The archives of Lothar Wolleh hold over 900 negatives of Joseph Beuys. A mammoth number that testifies to a fruitful period of collaboration and shared interests in the early 1970s. With portraits, recordings of Beuys’s performances and photographs of the ‘artist at work’, this is possibly the richest photographic documentation of Joseph Beuys by a single photographer.
It was in 1970 that Joseph Beuys decided upon a one-time re-enactment of Filtz TV, which he had first performed in Copenhagen in 1966. This time it was staged exclusively for the cameras of photographer Lothar Wolleh and filmmaker Gerry Schum, whose recording was broadcast on German television that year. Wolleh’s selected sequence of 16 photographs of the performance is unique. Its narrative character gives the series the status of a ‘photographic polyptych’, yet each image – in keeping with Wolleh’s conceptions of photography – also stands on its own. This first acquaintance with Joseph Beuys proved to be a fruitful ground for projects in the years that followed.
Lothar Wolleh took one of the most iconic photographic portraits of Joseph Beuys, a portrait that is now part of the collection of London’s Tate Modern gallery. Wolleh was able to achieve the extraordinary size of this gelatin silver print, no less than 233 by 227.5 cm, by using canvas as a support – at the time a rather innovative procedure. This particular photo is part of a larger series, conceived in 1971. In the early days of that year, Lothar Wolleh took the initiative of accompanying the Beuys family to Stockholm, where Beuys was to install his first museum exhibition outside Germany at the Moderna Museet, and Wolleh conceived the idea of portraying the artist at work, during the setting up of the exhibition.

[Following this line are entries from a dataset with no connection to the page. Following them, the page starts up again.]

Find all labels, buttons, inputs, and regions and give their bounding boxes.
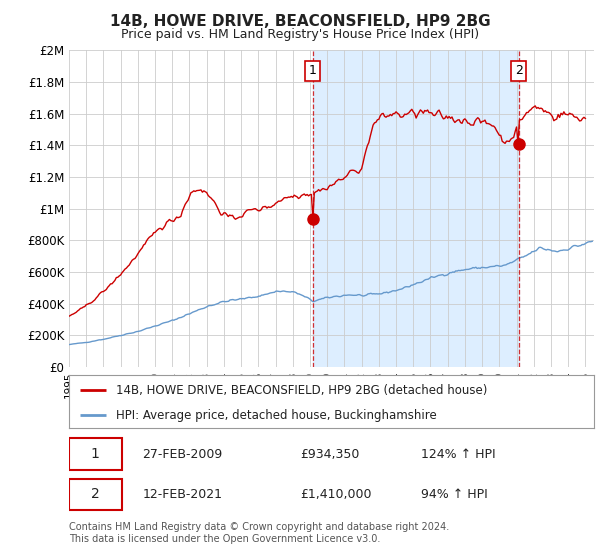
- Bar: [313, 50, 518, 367]
- Text: 124% ↑ HPI: 124% ↑ HPI: [421, 447, 496, 461]
- Text: £934,350: £934,350: [300, 447, 359, 461]
- Text: Price paid vs. HM Land Registry's House Price Index (HPI): Price paid vs. HM Land Registry's House …: [121, 28, 479, 41]
- Text: 1: 1: [308, 64, 317, 77]
- Text: Contains HM Land Registry data © Crown copyright and database right 2024.
This d: Contains HM Land Registry data © Crown c…: [69, 522, 449, 544]
- FancyBboxPatch shape: [69, 478, 121, 511]
- Text: 1: 1: [91, 447, 100, 461]
- Text: £1,410,000: £1,410,000: [300, 488, 371, 501]
- Text: 94% ↑ HPI: 94% ↑ HPI: [421, 488, 487, 501]
- Text: 2: 2: [515, 64, 523, 77]
- Text: 27-FEB-2009: 27-FEB-2009: [143, 447, 223, 461]
- Text: 2: 2: [91, 487, 100, 502]
- Text: HPI: Average price, detached house, Buckinghamshire: HPI: Average price, detached house, Buck…: [116, 409, 437, 422]
- FancyBboxPatch shape: [69, 438, 121, 470]
- Text: 12-FEB-2021: 12-FEB-2021: [143, 488, 223, 501]
- Text: 14B, HOWE DRIVE, BEACONSFIELD, HP9 2BG (detached house): 14B, HOWE DRIVE, BEACONSFIELD, HP9 2BG (…: [116, 384, 488, 396]
- Text: 14B, HOWE DRIVE, BEACONSFIELD, HP9 2BG: 14B, HOWE DRIVE, BEACONSFIELD, HP9 2BG: [110, 14, 490, 29]
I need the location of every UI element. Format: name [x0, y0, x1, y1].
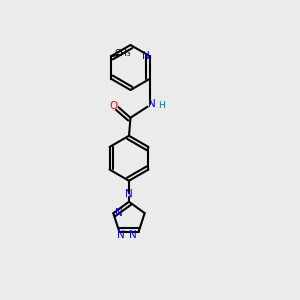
- Text: CH₃: CH₃: [115, 49, 131, 58]
- Text: N: N: [129, 230, 137, 240]
- Text: N: N: [117, 230, 125, 240]
- Text: H: H: [159, 101, 165, 110]
- Text: N: N: [125, 189, 133, 199]
- Text: N: N: [115, 208, 123, 218]
- Text: O: O: [109, 101, 117, 111]
- Text: N: N: [148, 99, 155, 109]
- Text: N: N: [142, 51, 149, 61]
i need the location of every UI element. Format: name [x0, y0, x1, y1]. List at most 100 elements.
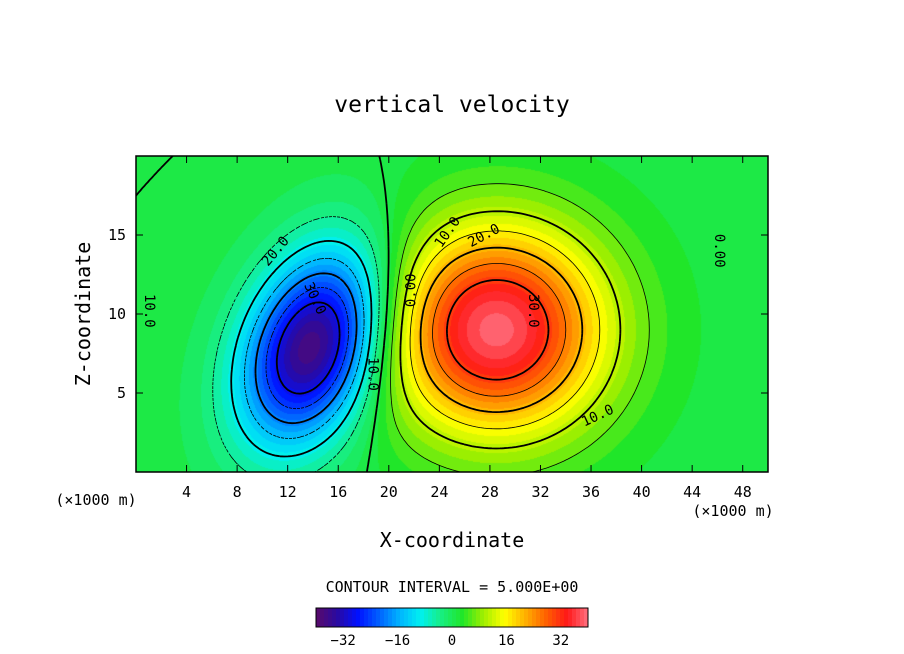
- colorbar-cell: [476, 608, 481, 627]
- colorbar-cell: [404, 608, 409, 627]
- colorbar-cell: [516, 608, 521, 627]
- colorbar-cell: [372, 608, 377, 627]
- colorbar-cell: [532, 608, 537, 627]
- colorbar-cell: [544, 608, 549, 627]
- contour-level-line: [419, 246, 584, 413]
- colorbar-cell: [348, 608, 353, 627]
- contour-level-line: [399, 210, 622, 450]
- contour-level-line: [390, 183, 650, 472]
- contour-level-line: [244, 258, 365, 439]
- colorbar-cell: [568, 608, 573, 627]
- x-unit-label-left: (×1000 m): [55, 491, 136, 509]
- colorbar-cell: [420, 608, 425, 627]
- contour-level-line: [212, 216, 380, 472]
- colorbar-cell: [368, 608, 373, 627]
- colorbar-cell: [524, 608, 529, 627]
- colorbar-cell: [344, 608, 349, 627]
- contour-label: 10.0: [141, 294, 157, 328]
- x-tick-label: 16: [329, 483, 347, 501]
- colorbar-cell: [456, 608, 461, 627]
- colorbar-cell: [468, 608, 473, 627]
- colorbar-cell: [328, 608, 333, 627]
- contour-label: 10.0: [365, 357, 381, 391]
- chart-title: vertical velocity: [334, 92, 569, 118]
- contour-level-line: [446, 279, 550, 381]
- colorbar-cell: [432, 608, 437, 627]
- colorbar-cell: [316, 608, 321, 627]
- x-tick-label: 4: [182, 483, 191, 501]
- colorbar-tick-label: 16: [498, 633, 515, 649]
- colorbar-cell: [392, 608, 397, 627]
- x-tick-label: 36: [582, 483, 600, 501]
- colorbar-cell: [492, 608, 497, 627]
- colorbar-cell: [536, 608, 541, 627]
- x-axis-label: X-coordinate: [380, 528, 525, 552]
- colorbar-cell: [460, 608, 465, 627]
- colorbar-cell: [380, 608, 385, 627]
- colorbar-cell: [424, 608, 429, 627]
- contour-level-line: [275, 301, 341, 395]
- colorbar-cells: [316, 608, 589, 627]
- x-tick-label: 24: [430, 483, 448, 501]
- colorbar-cell: [376, 608, 381, 627]
- colorbar-cell: [412, 608, 417, 627]
- colorbar-cell: [520, 608, 525, 627]
- x-tick-label: 32: [531, 483, 549, 501]
- colorbar-cell: [508, 608, 513, 627]
- colorbar-cell: [472, 608, 477, 627]
- colorbar-cell: [496, 608, 501, 627]
- contour-lines: [136, 156, 650, 472]
- colorbar: −32 −16 0 16 32: [315, 607, 589, 649]
- colorbar-cell: [564, 608, 569, 627]
- axis-ticks: [136, 156, 768, 472]
- colorbar-cell: [584, 608, 589, 627]
- y-tick-label: 10: [108, 305, 126, 323]
- colorbar-cell: [580, 608, 585, 627]
- colorbar-cell: [512, 608, 517, 627]
- colorbar-tick-label: 32: [552, 633, 569, 649]
- colorbar-cell: [388, 608, 393, 627]
- y-tick-label: 5: [117, 384, 126, 402]
- colorbar-cell: [504, 608, 509, 627]
- colorbar-cell: [528, 608, 533, 627]
- colorbar-cell: [548, 608, 553, 627]
- colorbar-cell: [408, 608, 413, 627]
- contour-level-line: [254, 272, 358, 425]
- colorbar-cell: [440, 608, 445, 627]
- colorbar-cell: [396, 608, 401, 627]
- colorbar-cell: [364, 608, 369, 627]
- colorbar-cell: [356, 608, 361, 627]
- colorbar-cell: [332, 608, 337, 627]
- colorbar-cell: [436, 608, 441, 627]
- contour-label: 0.00: [711, 234, 727, 268]
- contour-level-line: [265, 287, 349, 410]
- contour-label: 30.0: [525, 294, 541, 328]
- colorbar-cell: [400, 608, 405, 627]
- contour-label: 0.00: [403, 273, 419, 307]
- contour-level-line: [409, 230, 601, 430]
- colorbar-cell: [488, 608, 493, 627]
- x-tick-label: 40: [633, 483, 651, 501]
- colorbar-cell: [444, 608, 449, 627]
- colorbar-cell: [336, 608, 341, 627]
- y-tick-labels: 5 10 15: [108, 226, 126, 402]
- colorbar-cell: [352, 608, 357, 627]
- colorbar-cell: [500, 608, 505, 627]
- colorbar-tick-labels: −32 −16 0 16 32: [331, 633, 570, 649]
- colorbar-frame: [315, 607, 589, 628]
- y-axis-label: Z-coordinate: [71, 242, 95, 387]
- colorbar-cell: [480, 608, 485, 627]
- colorbar-cell: [416, 608, 421, 627]
- colorbar-cell: [552, 608, 557, 627]
- x-tick-label: 12: [279, 483, 297, 501]
- colorbar-cell: [576, 608, 581, 627]
- colorbar-tick-label: 0: [448, 633, 456, 649]
- x-tick-label: 48: [734, 483, 752, 501]
- x-unit-label-right: (×1000 m): [692, 502, 773, 520]
- x-tick-label: 44: [683, 483, 701, 501]
- colorbar-cell: [324, 608, 329, 627]
- velocity-field: [136, 156, 768, 472]
- colorbar-cell: [320, 608, 325, 627]
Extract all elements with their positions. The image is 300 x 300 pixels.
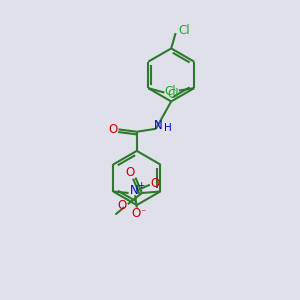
Text: +: +: [137, 181, 145, 190]
Text: O: O: [109, 123, 118, 136]
Text: O: O: [126, 166, 135, 179]
Text: Cl: Cl: [178, 24, 190, 37]
Text: Cl: Cl: [167, 88, 178, 100]
Text: O: O: [151, 177, 160, 190]
Text: N: N: [154, 119, 163, 132]
Text: O: O: [132, 207, 141, 220]
Text: ⁻: ⁻: [140, 208, 145, 218]
Text: O: O: [117, 200, 127, 212]
Text: Cl: Cl: [165, 85, 176, 98]
Text: N: N: [130, 184, 139, 196]
Text: H: H: [164, 123, 172, 133]
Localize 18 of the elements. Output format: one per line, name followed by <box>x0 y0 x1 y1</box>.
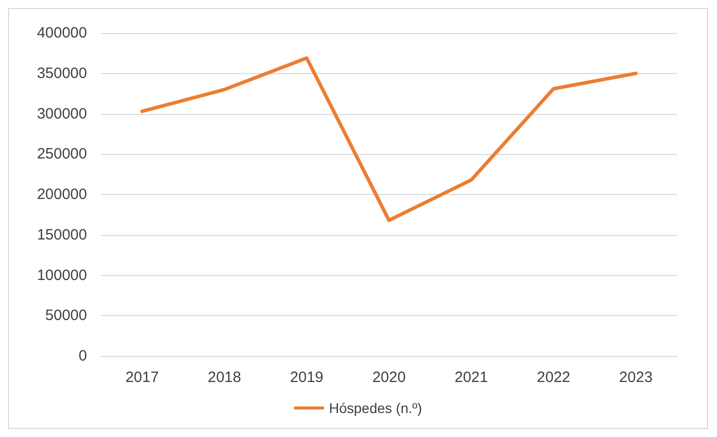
x-tick-label: 2018 <box>208 369 242 386</box>
x-tick-label: 2019 <box>290 369 324 386</box>
x-tick-label: 2021 <box>454 369 488 386</box>
y-tick-label: 350000 <box>36 64 87 82</box>
legend-label: Hóspedes (n.º) <box>328 400 422 416</box>
x-tick-label: 2023 <box>619 369 653 386</box>
y-tick-label: 250000 <box>36 146 87 163</box>
y-tick-label: 0 <box>78 348 87 364</box>
x-tick-label: 2020 <box>372 369 406 386</box>
y-tick-label: 200000 <box>36 186 87 203</box>
x-tick-label: 2017 <box>125 369 159 386</box>
y-tick-label: 150000 <box>36 226 87 244</box>
y-tick-label: 400000 <box>36 24 87 42</box>
y-tick-label: 300000 <box>36 105 87 122</box>
x-tick-label: 2022 <box>536 369 570 386</box>
y-tick-label: 50000 <box>45 307 87 324</box>
y-tick-label: 100000 <box>36 266 87 284</box>
line-series <box>140 56 638 222</box>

Comprehensive Understanding of Art
Wolleh brought these ‘Stockholm photos’ together in his artist’s book Beuys. Eine Dokumentation von Lothar Wolleh, conceived in 1971. The photos also led to a joint initiative, the publication of the so-called Unterwasserbuch, consisting of 51 of Wolleh’s photos, printed on PVC, with the addition of a multiple by Beuys. The project was never completed due to technical problems, although a number of copies of the book do exist. But Wolleh’s photographs on PVC did get an ‘afterlife’ as 3 Tonnen Edition (1973) – referring to the total weight of the sheets intended to be bound as Unterwasserbuch – as some of them were individually ‘overworked’, signed and stamped by Beuys. Joseph Beuys also created a composite work in a limited edition also entitled Unterwasserbuch (1972), consisting of Lothar Wolleh’s book produced in PVC and a metal torch, immersed in a basin of water.
What connected Joseph Beuys and Lothar Wolleh was their broad, comprehensive understanding of art in a programmatic as well as a conceptual sense. The rich variety of Lothar Wolleh’s photographs testifies to the unique ‘working relationship’ between these two artists.